If you’re willing to struggle to deploy your mind to its fullest capacity to create things that matter, then you’ll discover that depth generates a life rich with productivity and meaning.

Deep work is way more powerful than most people understand. It’s commitment to this skill that allowed people like Bill Gates to make the most of an unexpected opportunity to create a new industry. To leave the distracted masses to join the focused few is a transformative experience.

Tasks that leverage your expertise tend to be deep tasks and they can therefore provide a double benefit: they return more value per time spent and they stretch your abilities, leading to improvement.

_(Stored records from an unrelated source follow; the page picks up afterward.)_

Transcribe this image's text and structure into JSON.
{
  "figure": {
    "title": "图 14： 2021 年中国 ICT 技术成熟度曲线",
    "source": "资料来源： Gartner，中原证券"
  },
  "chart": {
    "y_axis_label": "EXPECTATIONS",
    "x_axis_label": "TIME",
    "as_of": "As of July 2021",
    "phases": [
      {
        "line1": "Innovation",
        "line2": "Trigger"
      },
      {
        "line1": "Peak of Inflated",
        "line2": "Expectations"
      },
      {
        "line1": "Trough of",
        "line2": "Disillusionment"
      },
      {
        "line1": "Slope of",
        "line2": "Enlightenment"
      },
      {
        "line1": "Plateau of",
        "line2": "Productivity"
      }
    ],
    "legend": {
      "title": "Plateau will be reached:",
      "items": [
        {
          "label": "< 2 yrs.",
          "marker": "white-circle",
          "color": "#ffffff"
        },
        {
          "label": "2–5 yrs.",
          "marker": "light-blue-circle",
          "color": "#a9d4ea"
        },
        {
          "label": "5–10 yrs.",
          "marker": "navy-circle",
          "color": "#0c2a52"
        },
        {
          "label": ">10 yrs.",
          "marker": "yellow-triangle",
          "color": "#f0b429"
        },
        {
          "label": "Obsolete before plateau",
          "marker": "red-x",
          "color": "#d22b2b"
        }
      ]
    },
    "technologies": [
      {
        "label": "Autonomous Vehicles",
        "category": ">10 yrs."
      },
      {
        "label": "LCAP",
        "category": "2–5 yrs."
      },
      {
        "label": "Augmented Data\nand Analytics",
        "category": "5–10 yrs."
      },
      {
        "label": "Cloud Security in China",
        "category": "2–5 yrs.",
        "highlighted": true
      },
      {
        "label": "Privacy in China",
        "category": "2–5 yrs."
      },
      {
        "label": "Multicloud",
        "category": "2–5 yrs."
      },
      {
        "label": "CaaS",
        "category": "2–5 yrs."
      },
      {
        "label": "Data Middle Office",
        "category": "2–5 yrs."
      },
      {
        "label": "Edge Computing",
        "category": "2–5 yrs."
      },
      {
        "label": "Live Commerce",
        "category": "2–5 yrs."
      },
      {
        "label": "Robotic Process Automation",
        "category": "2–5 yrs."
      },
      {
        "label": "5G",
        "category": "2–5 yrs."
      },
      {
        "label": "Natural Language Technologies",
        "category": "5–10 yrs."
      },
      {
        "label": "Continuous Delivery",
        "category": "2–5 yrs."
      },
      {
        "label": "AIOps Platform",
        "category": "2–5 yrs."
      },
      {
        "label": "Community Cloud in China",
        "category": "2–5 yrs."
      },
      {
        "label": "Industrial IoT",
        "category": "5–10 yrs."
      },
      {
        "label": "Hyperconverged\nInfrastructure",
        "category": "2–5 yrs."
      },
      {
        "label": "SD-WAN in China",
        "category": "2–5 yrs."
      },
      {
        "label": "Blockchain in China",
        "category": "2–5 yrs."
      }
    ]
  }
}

On the other hand, a task that anyone can pick up quickly is one that doesn’t leverage expertise, and therefore it can be understood as shallow.

It’s difficult to prevent the trivial from creeping into every corner of your schedule if you don’t face your current balance between deep and shallow work, and then adopt the habit of pausing before action and asking, “What makes the most sense right now?”

For most businesses, if you eliminated significant amounts of this shallowness, their bottom line would likely remain unaffected. If you not only eliminate shallow work but also replace this recovered time with more deeper alternative, not only will the business continue to function; but it can also become more successful.

Addictive websites thrive in a vacuum: if you haven’t given yourself something to do in a given moment, they’ll always beckon as an appealing option.

To master the art of deep work you must take back control of your time and attention from the many diversions that attempt to steal them.

Instead of scheduling occasional break from distraction so you can focus, you should instead schedule the occasional break from focus to give in to distraction.

The use of a distracting service does not, by itself, reduce your brain’s ability to focus. Instead, it’s the constant switching from low-stimuli/high-value activities to high-stimuli/low-value activities, at the slightest hint of boredom or cognitive challenge, that teaches your mind to never tolerate an absence of novelty.

The ability to concentrate intensely is a skill that must be trained.